En outre, ces tâches professionnelles et domestiques sont souvent répétitives, à l’origine de positions corporelles contraignantes (se pencher, s'agenouiller, s'accroupir) et d'une intensité trop faible ou d'une durée trop courte pour avoir des effets bénéfiques sur la santé. Ce type de RM est probablement plus délétère que bénéfique ; il est responsable notamment de troubles musculo-squelettiques, d’inflammations chroniques ou d’hypertension. Enfin, l'étude n’a pas pris en compte le RM effectué à l’occasion d’une activité physique de type aérobie comme la natation ou la marche sur une pente.
Comment promouvoir le développement du RM en Europe ? Il s 'agit d’abord d’identifier les populations les plus «à risque». Les hommes et les étudiants ont plus de chances de satisfaire aux recommandations concernant le RM ; des interventions spécifiques doivent donc cibler notamment les femmes, les personnes âgées, et les personnes habitant hors des zones urbaines/métropolitaines à forte densité.
Le RM peut nécessiter l'accès à des équipements de base. Il nécessite surtout que la personne ait confiance en sa capacité à effectuer des exercices tels que des pompes, fentes ou accroupissements. Un frein important est l’existence de stéréotypes négatifs très ancrés : peur d'un gain musculaire excessif, d’une «hyper-masculinisation» chez les femmes, ou tout simplement d’une blessure.
Une politique de promotion du renforcement musculaire passe donc nécessairement par la mise à disposition d’installations communautaires abordables, de subventions pour les équipements à domicile, et de campagnes de communication ciblées présentant le RM comme essentiel pour un bon état de santé et déconstruisant ces stéréotypes négatifs. Une initiative clé serait d’encourager le RM dans les écoles, afin d'instaurer des habitudes que les élèves conserveront tout au long de leur vie.

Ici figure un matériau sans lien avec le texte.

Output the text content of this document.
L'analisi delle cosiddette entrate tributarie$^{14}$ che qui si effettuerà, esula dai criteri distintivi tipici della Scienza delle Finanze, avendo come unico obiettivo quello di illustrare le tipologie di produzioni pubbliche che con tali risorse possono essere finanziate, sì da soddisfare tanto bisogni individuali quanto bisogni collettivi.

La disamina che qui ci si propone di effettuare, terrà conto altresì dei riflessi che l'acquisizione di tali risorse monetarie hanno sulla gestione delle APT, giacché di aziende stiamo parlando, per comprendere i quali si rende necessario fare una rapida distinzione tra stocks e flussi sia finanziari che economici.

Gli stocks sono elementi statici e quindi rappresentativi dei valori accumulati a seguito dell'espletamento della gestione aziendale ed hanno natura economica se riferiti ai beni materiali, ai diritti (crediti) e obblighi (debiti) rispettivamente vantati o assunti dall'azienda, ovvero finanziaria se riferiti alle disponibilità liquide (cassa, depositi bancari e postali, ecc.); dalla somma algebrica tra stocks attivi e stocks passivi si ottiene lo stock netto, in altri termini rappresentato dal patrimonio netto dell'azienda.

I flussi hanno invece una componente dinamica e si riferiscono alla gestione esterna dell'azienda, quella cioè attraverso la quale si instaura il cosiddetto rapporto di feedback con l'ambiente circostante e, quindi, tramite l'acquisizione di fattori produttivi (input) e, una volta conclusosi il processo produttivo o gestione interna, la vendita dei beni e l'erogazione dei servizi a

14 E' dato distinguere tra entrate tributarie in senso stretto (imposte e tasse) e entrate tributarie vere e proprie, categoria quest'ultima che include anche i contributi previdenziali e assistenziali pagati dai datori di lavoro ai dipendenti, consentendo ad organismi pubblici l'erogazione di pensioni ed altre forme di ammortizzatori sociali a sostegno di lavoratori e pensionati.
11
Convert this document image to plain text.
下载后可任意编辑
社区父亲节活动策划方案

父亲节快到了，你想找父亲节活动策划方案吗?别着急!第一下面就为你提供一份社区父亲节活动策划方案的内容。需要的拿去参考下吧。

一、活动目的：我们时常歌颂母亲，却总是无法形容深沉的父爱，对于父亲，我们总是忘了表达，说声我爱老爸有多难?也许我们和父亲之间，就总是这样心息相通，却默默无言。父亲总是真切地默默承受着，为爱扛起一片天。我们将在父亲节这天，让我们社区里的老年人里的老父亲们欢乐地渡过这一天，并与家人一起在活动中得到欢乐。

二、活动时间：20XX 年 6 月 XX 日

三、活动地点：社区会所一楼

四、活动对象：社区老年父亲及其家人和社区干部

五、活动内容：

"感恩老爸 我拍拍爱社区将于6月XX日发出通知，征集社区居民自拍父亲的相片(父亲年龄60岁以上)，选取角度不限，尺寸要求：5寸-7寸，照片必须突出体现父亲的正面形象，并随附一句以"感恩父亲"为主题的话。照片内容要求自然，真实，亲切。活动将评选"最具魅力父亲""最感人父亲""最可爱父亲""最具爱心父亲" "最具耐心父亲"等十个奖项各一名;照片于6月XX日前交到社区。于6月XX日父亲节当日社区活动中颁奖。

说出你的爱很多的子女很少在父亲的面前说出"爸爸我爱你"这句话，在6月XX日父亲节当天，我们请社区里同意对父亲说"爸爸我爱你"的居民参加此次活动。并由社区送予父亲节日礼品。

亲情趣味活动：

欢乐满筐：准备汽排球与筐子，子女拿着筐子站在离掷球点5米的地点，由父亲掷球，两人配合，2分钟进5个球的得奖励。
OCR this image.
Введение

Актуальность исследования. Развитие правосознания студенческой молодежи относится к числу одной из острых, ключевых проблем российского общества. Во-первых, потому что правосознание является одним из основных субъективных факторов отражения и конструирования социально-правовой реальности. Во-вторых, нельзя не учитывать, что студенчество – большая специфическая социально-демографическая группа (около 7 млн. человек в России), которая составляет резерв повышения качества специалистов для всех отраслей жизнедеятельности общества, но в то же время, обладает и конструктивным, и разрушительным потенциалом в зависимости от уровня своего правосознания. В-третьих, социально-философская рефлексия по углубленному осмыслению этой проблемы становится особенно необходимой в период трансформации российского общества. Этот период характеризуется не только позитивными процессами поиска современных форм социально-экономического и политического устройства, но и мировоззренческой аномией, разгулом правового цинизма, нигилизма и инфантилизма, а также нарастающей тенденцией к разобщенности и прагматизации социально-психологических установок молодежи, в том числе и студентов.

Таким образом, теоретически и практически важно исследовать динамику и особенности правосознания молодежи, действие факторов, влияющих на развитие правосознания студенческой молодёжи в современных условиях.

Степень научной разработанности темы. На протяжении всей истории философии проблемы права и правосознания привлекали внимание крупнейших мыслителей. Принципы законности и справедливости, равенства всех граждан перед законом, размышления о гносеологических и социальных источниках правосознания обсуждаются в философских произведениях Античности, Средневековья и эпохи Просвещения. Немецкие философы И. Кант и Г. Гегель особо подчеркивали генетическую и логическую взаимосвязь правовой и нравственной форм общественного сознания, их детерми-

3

Cette étude a deux points forts : le recrutement d'un échantillon représentatif dans plusieurs pays, et l'inclusion d'une grande variété de catégories sociodémographiques. Ces données peuvent être comparées à des études futures utilisant une méthodologie similaire.
Son constat est clair : plus de 80% des adultes européens ne respectent pas les recommandations mondiales en matière de renforcement musculaire. Les disparités sont fortes selon les pays. Les campagnes de santé publique dans ce domaine devraient cibler les adultes âgés, les personnes ayant un faible niveau d'éducation ou de revenu, les femmes et les personnes issues de milieux non urbains.